With the aforementioned quarterbacks in tow, Carter, along with Jerry Rice became the first receivers not named Sterling Sharpe to have 100 receptions in back to back seasons for 1994 & 1995. Carter caught 122 in ’94 then 122 in ’95 as compared to Rice’s 112 and 122 respectively. It was 1994-1996 where Carter did his best work. In 1994 his stat-line was 122 rec. for 1,256 yards and 7 TDs. He followed that up with 122 receptions for 1,371 yards and a career high 17 touchdowns in 1995. Lets compare these numbers with Hall of Famer Jerry Rice and should be Hall of Famer Sterling Sharpe over their best 3 year periods. Where Sharpe’s numbers are 1992-1994, Rice and Carter’s are both from 1994-1996.

  • Cris Carter (1994-1996) 340 receptions, 3,790 yards & 34TDs
  • Jerry Rice (1994-1996) 342 receptions, 4,601 yards & 36TDs
  • Sterling Sharpe (1992-1994) 314 receptions, 3,854yards & 42 TDs

See?? You forgot how great he was. The difference between the three is Carter was not catching passes from a Hall of Fame quarterback in his prime. Carter was in the midst of writing his Hall of Fame credentials with 8 straight 1,000 yard seasons and 5 straight with 10 or more touchdowns. Where Sterling Sharpe was a big receiver who muscled smaller defensive backs, Carter got by on guile. He wasn’t a deep threat, he caught everything thrown his way with many one handed circus catches and was a sideline technician. He always got his feet in and could perform in a phone booth.

What’s forgotten is how he stepped in and mentored a young Randy Moss for Coach Denny Green before the 1998 season. That season the Minnesota Vikings became the highest scoring team in league history with 556 points besting the ’83 Redskins with 541. In that year where he acquiesced a ton of catches for the betterment of a 15-1 team that should have won the Super Bowl. Carter still went on to catch 78 receptions for 1,011 yards and 12 TDs. At the same time Randy Moss was in the midst of catching 69 rec. for 1,313 yds and 17TDs. The Vikings made the NFC Championship game twice in 1998 and 2000 yet fell short of winning it all.
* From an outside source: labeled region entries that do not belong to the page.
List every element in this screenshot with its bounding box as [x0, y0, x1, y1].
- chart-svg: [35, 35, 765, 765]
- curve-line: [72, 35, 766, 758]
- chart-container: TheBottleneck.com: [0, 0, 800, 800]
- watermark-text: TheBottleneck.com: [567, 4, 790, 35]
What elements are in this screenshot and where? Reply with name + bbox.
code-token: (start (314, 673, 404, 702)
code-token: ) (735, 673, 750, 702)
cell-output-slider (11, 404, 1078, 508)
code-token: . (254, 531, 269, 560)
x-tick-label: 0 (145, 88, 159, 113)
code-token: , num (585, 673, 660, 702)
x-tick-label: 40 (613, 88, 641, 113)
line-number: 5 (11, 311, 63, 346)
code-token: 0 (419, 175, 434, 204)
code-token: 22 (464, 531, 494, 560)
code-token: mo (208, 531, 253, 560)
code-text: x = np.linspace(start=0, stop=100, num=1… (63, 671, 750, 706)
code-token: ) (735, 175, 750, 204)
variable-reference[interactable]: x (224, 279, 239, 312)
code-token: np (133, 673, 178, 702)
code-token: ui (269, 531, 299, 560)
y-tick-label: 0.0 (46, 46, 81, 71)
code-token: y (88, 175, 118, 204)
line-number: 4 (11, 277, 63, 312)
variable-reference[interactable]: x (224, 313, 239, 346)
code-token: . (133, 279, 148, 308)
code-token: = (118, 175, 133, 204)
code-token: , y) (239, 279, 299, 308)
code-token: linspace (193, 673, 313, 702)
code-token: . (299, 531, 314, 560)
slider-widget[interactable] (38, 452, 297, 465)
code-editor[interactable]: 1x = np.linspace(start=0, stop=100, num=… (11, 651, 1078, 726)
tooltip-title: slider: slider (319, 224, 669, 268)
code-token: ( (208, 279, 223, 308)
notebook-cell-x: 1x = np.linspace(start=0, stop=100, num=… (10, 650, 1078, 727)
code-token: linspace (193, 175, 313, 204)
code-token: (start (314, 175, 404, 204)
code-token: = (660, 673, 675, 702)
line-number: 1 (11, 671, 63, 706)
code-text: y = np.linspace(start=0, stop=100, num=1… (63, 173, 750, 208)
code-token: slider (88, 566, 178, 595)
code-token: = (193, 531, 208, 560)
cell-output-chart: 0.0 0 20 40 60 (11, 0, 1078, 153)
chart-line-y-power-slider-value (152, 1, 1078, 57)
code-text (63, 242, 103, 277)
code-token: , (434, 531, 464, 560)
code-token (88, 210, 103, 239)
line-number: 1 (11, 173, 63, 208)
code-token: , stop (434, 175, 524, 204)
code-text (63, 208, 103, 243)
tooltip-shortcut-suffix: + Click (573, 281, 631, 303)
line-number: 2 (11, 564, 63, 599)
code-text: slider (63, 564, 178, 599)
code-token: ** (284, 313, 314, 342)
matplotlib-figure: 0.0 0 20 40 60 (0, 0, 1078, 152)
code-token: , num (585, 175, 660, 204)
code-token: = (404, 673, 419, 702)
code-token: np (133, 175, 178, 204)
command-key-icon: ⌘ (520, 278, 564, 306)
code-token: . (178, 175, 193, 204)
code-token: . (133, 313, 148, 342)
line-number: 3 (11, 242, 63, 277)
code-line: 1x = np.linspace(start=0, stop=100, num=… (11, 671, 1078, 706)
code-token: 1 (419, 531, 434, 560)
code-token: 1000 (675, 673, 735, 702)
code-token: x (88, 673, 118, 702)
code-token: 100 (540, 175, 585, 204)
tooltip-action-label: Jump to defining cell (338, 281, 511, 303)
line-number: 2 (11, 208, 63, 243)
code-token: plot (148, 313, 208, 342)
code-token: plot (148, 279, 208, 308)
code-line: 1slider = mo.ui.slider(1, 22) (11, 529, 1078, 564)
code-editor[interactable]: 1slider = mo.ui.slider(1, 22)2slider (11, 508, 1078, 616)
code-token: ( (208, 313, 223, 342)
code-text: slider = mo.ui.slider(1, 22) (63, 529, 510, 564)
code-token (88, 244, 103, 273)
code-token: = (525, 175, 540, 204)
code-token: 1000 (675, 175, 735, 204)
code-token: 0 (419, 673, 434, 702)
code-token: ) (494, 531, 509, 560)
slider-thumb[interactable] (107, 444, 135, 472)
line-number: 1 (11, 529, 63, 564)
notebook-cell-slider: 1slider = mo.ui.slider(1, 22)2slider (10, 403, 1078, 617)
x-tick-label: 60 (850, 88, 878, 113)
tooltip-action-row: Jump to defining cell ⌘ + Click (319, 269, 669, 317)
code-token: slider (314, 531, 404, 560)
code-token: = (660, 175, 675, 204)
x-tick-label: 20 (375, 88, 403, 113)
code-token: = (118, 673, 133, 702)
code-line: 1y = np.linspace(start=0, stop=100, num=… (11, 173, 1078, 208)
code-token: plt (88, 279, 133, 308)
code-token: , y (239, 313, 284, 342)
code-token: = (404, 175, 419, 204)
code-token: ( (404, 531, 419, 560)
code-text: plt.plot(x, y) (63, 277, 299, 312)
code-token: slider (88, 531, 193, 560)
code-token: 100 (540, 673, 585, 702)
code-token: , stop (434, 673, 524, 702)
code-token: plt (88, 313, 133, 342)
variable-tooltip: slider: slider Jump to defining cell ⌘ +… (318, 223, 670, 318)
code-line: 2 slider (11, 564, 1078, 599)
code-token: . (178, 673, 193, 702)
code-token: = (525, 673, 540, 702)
Cris Carter finished his career in 2001, as one of the most respected players in the NFL and in 2000 won the NFL’s Man of the Year Award. He has gone on to speak at the Rookie Symposium every year to keep rookies from falling into the pits that can derail a young man’s career. His leadership was one he grew into and now works for ESPN covering the game he played so well for so long. When you think of a Hall of Famer, you think about an ambassador of the game along with one who was among the best to ever play. Isn’t this what Cris Carter is/ was?? One who made the game great while he played and was a mentor to players who play the game today.  If that isn’t the mettle of what a Hall of Famer is, I don’t know what one looks like.

For induction into the Pro Football Hall of Fame, I present to you “From THE Ohio St University” Cris Carter!